Yuki repeated her spiel with the next
group as Pratibha recorded her on the high-speed digital camera with solar-recharge
capabilities. She would be immortalized when they returned.

****

After everyone was through
decontamination, they held a brief ceremony, dumping founder Elias Fortune’s
ashes over the balcony. The man had been like a grandfather to Red, and he had
dreamed of visiting the artifact. Unfortunately, the neurological degradation
caused by the pages had acted faster than bureaucracy. “In spite of ourselves,
our race made it,” Red announced. “I only wish Uncle Daniel could have seen
this.”

Yuki took a photo from high above
with a prototype Mori camera. She captured the panorama and the panels, with
crew members to provide scale. The time and date appeared in the lower left,
and she added the caption, ‘Ceremony inside alien biosphere.’ Praying, she hit
the send button. Ejecting the spent cartridge, she inserted another. At over a
million dollars each, she only had a couple more photos.

Zeiss, who had recovered
significantly during his playtime, pulled out a bottle of contraband Mountain
Dew. “To Daniel Fortune.” He took a sip and passed it to Herk.
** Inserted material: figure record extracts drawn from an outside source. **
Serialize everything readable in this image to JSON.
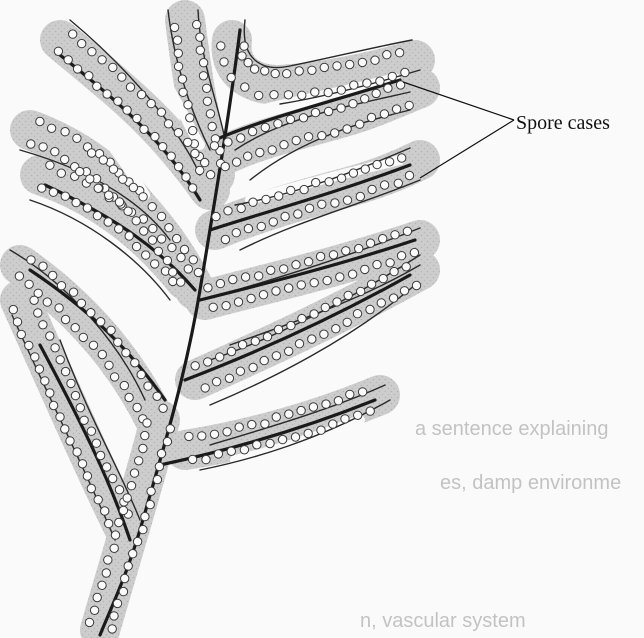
{
  "annotation": {
    "label": "Spore cases"
  },
  "bleed_through": {
    "line1": "a sentence explaining",
    "line2": "es,  damp environme",
    "line3": "n,  vascular system"
  },
  "colors": {
    "frond_fill": "#c9c9c9",
    "frond_edge": "#2a2a2a",
    "midrib": "#1a1a1a",
    "spore_case": "#3a3a3a",
    "background": "#fafafa"
  }
}
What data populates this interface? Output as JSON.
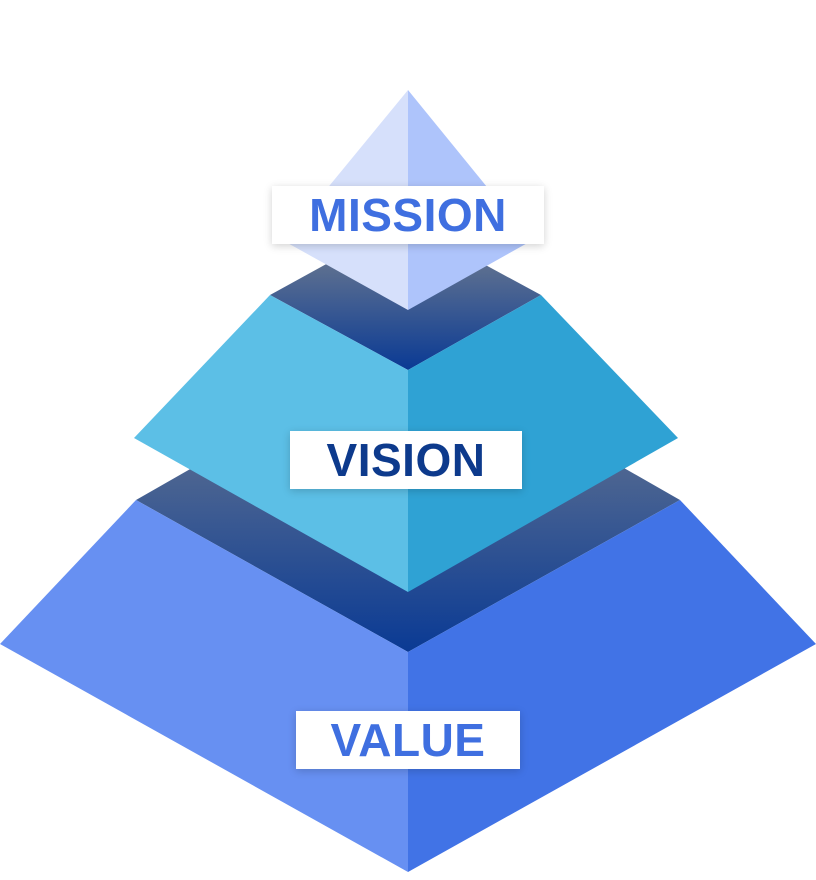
{
  "diagram": {
    "tiers": [
      {
        "id": "mission",
        "label": "MISSION",
        "text_color": "#3f6fe0",
        "left_color": "#d6e0fb",
        "right_color": "#aec4fb"
      },
      {
        "id": "vision",
        "label": "VISION",
        "text_color": "#0d3a8c",
        "left_color": "#5cbfe6",
        "right_color": "#2fa2d4"
      },
      {
        "id": "value",
        "label": "VALUE",
        "text_color": "#3f6fe0",
        "left_color": "#6790f2",
        "right_color": "#4173e6"
      }
    ],
    "band_colors": {
      "top": "#5f7190",
      "bottom": "#0a3a94"
    }
  }
}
“For Crandall. I hope he survived,”
said Herk who treated the swig like aged whiskey.

Yvette complained, “That drink has
bromated vegetable oil; it’s awful for you. It can lead to schizophrenia in
Actives.”

Yuki replied, “Take the stick out.
This is a celebration.” She snatched the bottle from the security expert and
swilled some down. It was warm, caustic, and made her cough. “Skoal.” She passed
it to Red.

“For all our friends and loved ones
who couldn’t be here anymore,” Red declared, sipping pensively.

Tears in her eyes, Yvette accepted
the bottle next. “For Brazil, L1, and possibly moon base.” This toast triggered
a renewed outburst from Risa.

“What are they talking about?”
asked Mercy.

Most of the men in the group looked
away, unwilling to revisit their own emotions on the subject.

“Sit down,” Yvette said. Gently, she
told Mercy about the deaths, including her family. The woman who’d been so kind
to everyone else was gripping a wall strap, shuddering. Her eyes were wide, but
she couldn’t cry, no matter how many strangled sounds she made.